Będąc na zimowej odsłonie DreamHacka, grzechem byłoby nie wspomnieć o tym, co przyciąga do Jönköping tysiące entuzjastów gier komputerowych. Mowa oczywiście o największym na świecie LAN Party. Przyjazna atmosfera, relaks i nieograniczone czasem granie w ulubione tytuły. Jeśli ktoś pojawił się tutaj raz, na pewno zawita w szwedzkim mieście w przyszłości. Co charakterystyczne, jest tutaj bardzo różnorodnie. Oprócz sporej rzeszy młodzieży są też osoby w średnim wieku, które zwyczajnie chciały wyrwać się z domu i pograć w towarzystwie znajomych. Nie zdziwiła nas również obecność całych rodzin ze swoimi dziećmi.
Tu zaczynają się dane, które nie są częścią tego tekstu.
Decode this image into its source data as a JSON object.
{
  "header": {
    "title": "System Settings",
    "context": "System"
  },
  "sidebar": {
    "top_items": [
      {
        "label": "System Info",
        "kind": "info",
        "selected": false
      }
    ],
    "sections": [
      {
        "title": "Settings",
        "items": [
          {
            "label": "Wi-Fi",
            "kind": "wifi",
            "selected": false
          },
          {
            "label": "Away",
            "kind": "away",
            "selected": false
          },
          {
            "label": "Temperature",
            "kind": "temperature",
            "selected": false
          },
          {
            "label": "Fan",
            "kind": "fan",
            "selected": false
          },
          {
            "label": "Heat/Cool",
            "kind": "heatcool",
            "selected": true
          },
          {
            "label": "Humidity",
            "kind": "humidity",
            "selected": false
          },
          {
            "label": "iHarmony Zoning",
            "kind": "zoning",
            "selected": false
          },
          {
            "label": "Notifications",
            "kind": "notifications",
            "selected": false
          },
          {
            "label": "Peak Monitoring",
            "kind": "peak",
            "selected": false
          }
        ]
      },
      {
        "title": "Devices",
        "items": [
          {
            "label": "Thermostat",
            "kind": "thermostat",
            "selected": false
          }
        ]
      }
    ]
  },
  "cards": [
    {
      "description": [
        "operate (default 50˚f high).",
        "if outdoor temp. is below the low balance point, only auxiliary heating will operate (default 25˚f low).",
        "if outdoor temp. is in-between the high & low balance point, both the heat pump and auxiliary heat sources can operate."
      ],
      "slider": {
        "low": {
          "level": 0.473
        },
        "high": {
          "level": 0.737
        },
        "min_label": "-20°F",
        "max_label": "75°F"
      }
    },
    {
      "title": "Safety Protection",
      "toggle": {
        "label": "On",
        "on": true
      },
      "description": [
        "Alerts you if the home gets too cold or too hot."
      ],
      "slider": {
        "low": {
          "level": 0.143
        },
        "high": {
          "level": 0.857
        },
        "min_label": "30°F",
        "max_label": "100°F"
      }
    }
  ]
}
Gry po prostu łączą wszystkich.
DreamHack jako coroczna tradycja
Erik, którego spotkaliśmy na miejscu, pochodzi z Kopenhagi i jest na co dzień programistą. Na DreamHacku jest czwarty raz. "Obozowisko" jego oraz jego znajomych charakteryzuje wielka flaga Danii. Nie dało się przejść obok nich obojętnie. - Wszyscy studiowaliśmy na Uniwersytecie Kopenhaskim i wyjazd na DreamHacka jest swego rodzaju naszą coroczną tradycją - przyznał. - Przyjechaliśmy tutaj paroma autami, a do większych rzeczy, jak np. mebli czy komputerów, wynajęliśmy busa.
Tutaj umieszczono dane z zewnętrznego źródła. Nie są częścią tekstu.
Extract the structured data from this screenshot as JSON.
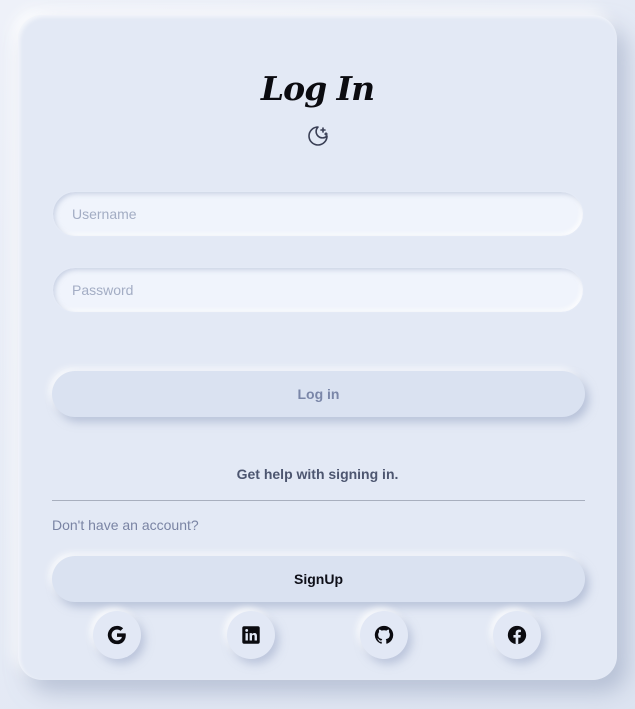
{
  "login": {
    "title": "Log In",
    "theme_icon": "moon-stars-icon",
    "username": {
      "placeholder": "Username",
      "value": ""
    },
    "password": {
      "placeholder": "Password",
      "value": ""
    },
    "login_button": "Log in",
    "help_link": "Get help with signing in.",
    "no_account_text": "Don't have an account?",
    "signup_button": "SignUp",
    "social": [
      {
        "name": "google",
        "icon": "google-icon"
      },
      {
        "name": "linkedin",
        "icon": "linkedin-icon"
      },
      {
        "name": "github",
        "icon": "github-icon"
      },
      {
        "name": "facebook",
        "icon": "facebook-icon"
      }
    ]
  },
  "colors": {
    "background": "#e3e8f4",
    "card": "#e3e9f5",
    "input_bg": "#f0f4fc",
    "button_bg": "#dae2f1",
    "title_text": "#0b0b10",
    "muted_text": "#7a84a4"
  }
}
Dla Duńczyka wyjazd do Jönköping to w pewnym sensie odskocznia od codziennego życia. - Lubię po prostu oderwać się od domu i pograć w gry ze znajomymi, przy tym się relaksując - mówi. - Dla wielu ludzi granie jest rzeczą społeczną. Zwłaszcza, gdy w tym celu ludzie się spotykają. Można by było oczywiście siedzieć w swoim domu, ale gdy jesteście razem, to dzielicie się wrażeniami. I to jest fajne.
Rodzinna atmosfera
Pochodzący z okolic Sztokholmu Anders przyjechał na tegorocznego DreamHacka ze swoim siostrzeńcem. - Pierwszy raz byłem tutaj osiem lat temu. Od czterech przyjeżdżam z synem mojej siostry - opowiada. - Sam nie jestem już graczem, po prostu spędzam czas pracując czy kodując. Mimo wszystko przyciąga mnie całe to wydarzenie, a przede wszystkim społeczność.
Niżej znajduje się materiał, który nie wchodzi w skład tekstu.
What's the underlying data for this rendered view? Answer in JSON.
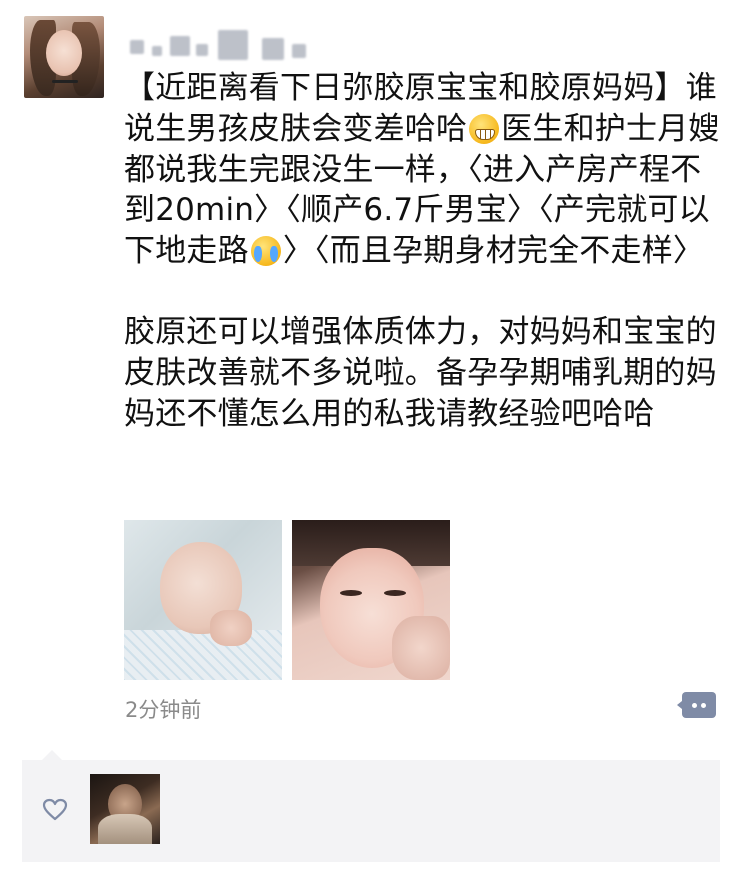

- To po prostu niesamowity event - chwali Szwed. - W internecie często czyta się, że trzeba zabezpieczyć swój komputer, bo ludzie kradną, ale jestem tutaj szósty raz i słyszałem o tylko jednym przypadku. Rodzinna atmosfera i pewnego rodzaju komfort jest tym, co charakteryzuje DreamHacka.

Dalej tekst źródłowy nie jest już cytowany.